The reason why this structure is considered broken is generally described the reordering of assignments done by the compiler such that the Helper constructor is called after the write to the helper variable. My question is that how is this code thread-safe and are the following steps possible?

• Thread 1, enters the synchronized block and finds out that helper is null.
• Thread 1, gives up the monitor at this point
• Thread 2, enters the object monitor and instantiates the helper
• Thread 1, comes back and re-initializes the helper instance as

I don't see how this solution is any better than single checked locking.

Answer 1

It's still broken because the writes of any fields within Helper may not be published even though the Helper instance is not-null.
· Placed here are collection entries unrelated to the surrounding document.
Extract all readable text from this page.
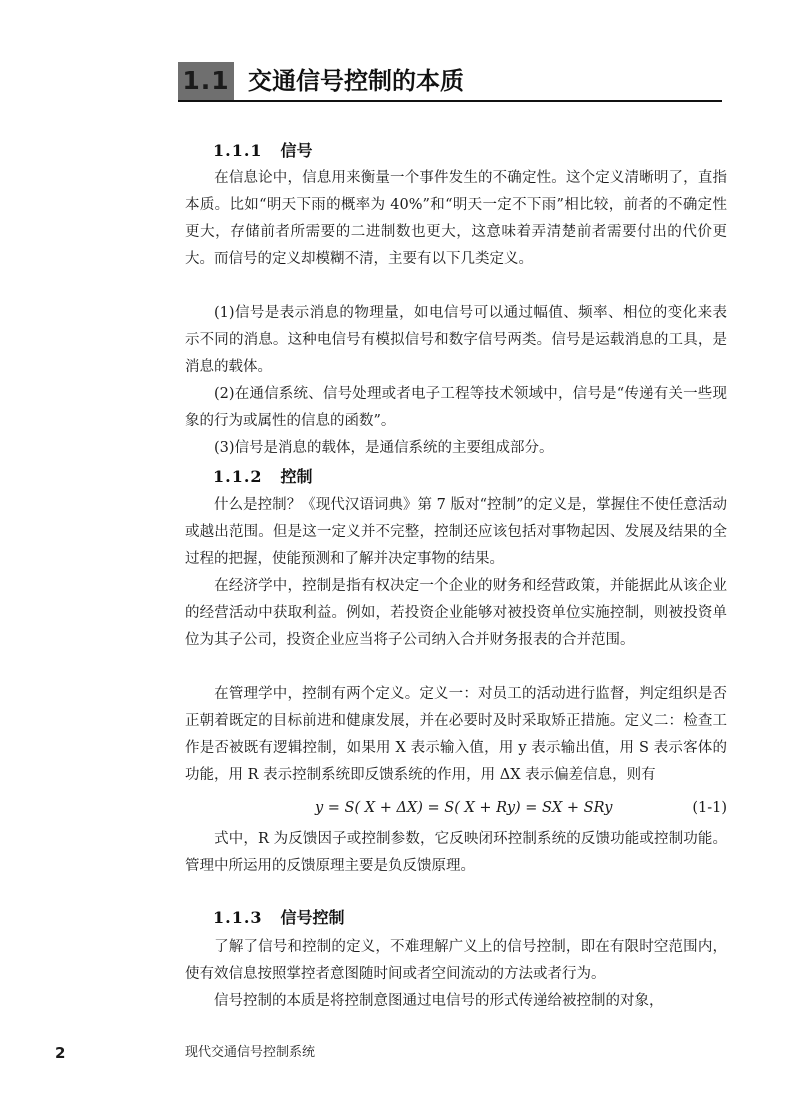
1.1 交通信号控制的本质
1.1.1 信号

在信息论中，信息用来衡量一个事件发生的不确定性。这个定义清晰明了，直指本质。比如“明天下雨的概率为 40%”和“明天一定不下雨”相比较，前者的不确定性更大，存储前者所需要的二进制数也更大，这意味着弄清楚前者需要付出的代价更大。而信号的定义却模糊不清，主要有以下几类定义。

(1)信号是表示消息的物理量，如电信号可以通过幅值、频率、相位的变化来表示不同的消息。这种电信号有模拟信号和数字信号两类。信号是运载消息的工具，是消息的载体。

(2)在通信系统、信号处理或者电子工程等技术领域中，信号是“传递有关一些现象的行为或属性的信息的函数”。

(3)信号是消息的载体，是通信系统的主要组成部分。

1.1.2 控制

什么是控制？《现代汉语词典》第 7 版对“控制”的定义是，掌握住不使任意活动或越出范围。但是这一定义并不完整，控制还应该包括对事物起因、发展及结果的全过程的把握，使能预测和了解并决定事物的结果。

在经济学中，控制是指有权决定一个企业的财务和经营政策，并能据此从该企业的经营活动中获取利益。例如，若投资企业能够对被投资单位实施控制，则被投资单位为其子公司，投资企业应当将子公司纳入合并财务报表的合并范围。

在管理学中，控制有两个定义。定义一：对员工的活动进行监督，判定组织是否正朝着既定的目标前进和健康发展，并在必要时及时采取矫正措施。定义二：检查工作是否被既有逻辑控制，如果用 X 表示输入值，用 y 表示输出值，用 S 表示客体的功能，用 R 表示控制系统即反馈系统的作用，用 ΔX 表示偏差信息，则有

y = S( X + ΔX) = S( X + Ry) = SX + SRy	(1-1)

式中，R 为反馈因子或控制参数，它反映闭环控制系统的反馈功能或控制功能。管理中所运用的反馈原理主要是负反馈原理。

1.1.3 信号控制

了解了信号和控制的定义，不难理解广义上的信号控制，即在有限时空范围内，使有效信息按照掌控者意图随时间或者空间流动的方法或者行为。

信号控制的本质是将控制意图通过电信号的形式传递给被控制的对象，

2	现代交通信号控制系统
For instance:

class Helper {
   int someField;
   public Helper(){
     someField = 10;
   }
}

In this case, it is possible according to the JLS to have something like:

Helper someHelper = getHelper();
if(someHelper.someField == 0){
   // error
}

The line marked //error in theory could be hit since the read & write of someField aren't synchronized with the write of helper within getHelper().

Answer 2

This works for the reference to the helper, but is still subtly broken.

Its broken because the VM is allowed to reorder program actions within the synchronized block as much as it likes, so the reference helper can be set to non-null before construction of the helper instance (by Thread 1) has completed.

Thread 2 can now see not-null outside the synchronized block, never attempts to enter the synchronized block (Thread 1 would be still holding the lock and be busy constructing Helper) and works with the half-constructed Helper instance.

This may or may not happen on a specific VM version. But the specification explicitly allows a VM to do this. Thats why the example is broken. It could be fixed by declaring helper volatile (only with Java 5+).

Answer 3

How could thread 1 give up the monitor after checking that helper is null? It won't release the lock until it has initialized helper.

This didn't work years ago on the JVM, but they changed the memory model and it fixed this.

The current "best" way is not DCL, but to implement singletons as enums.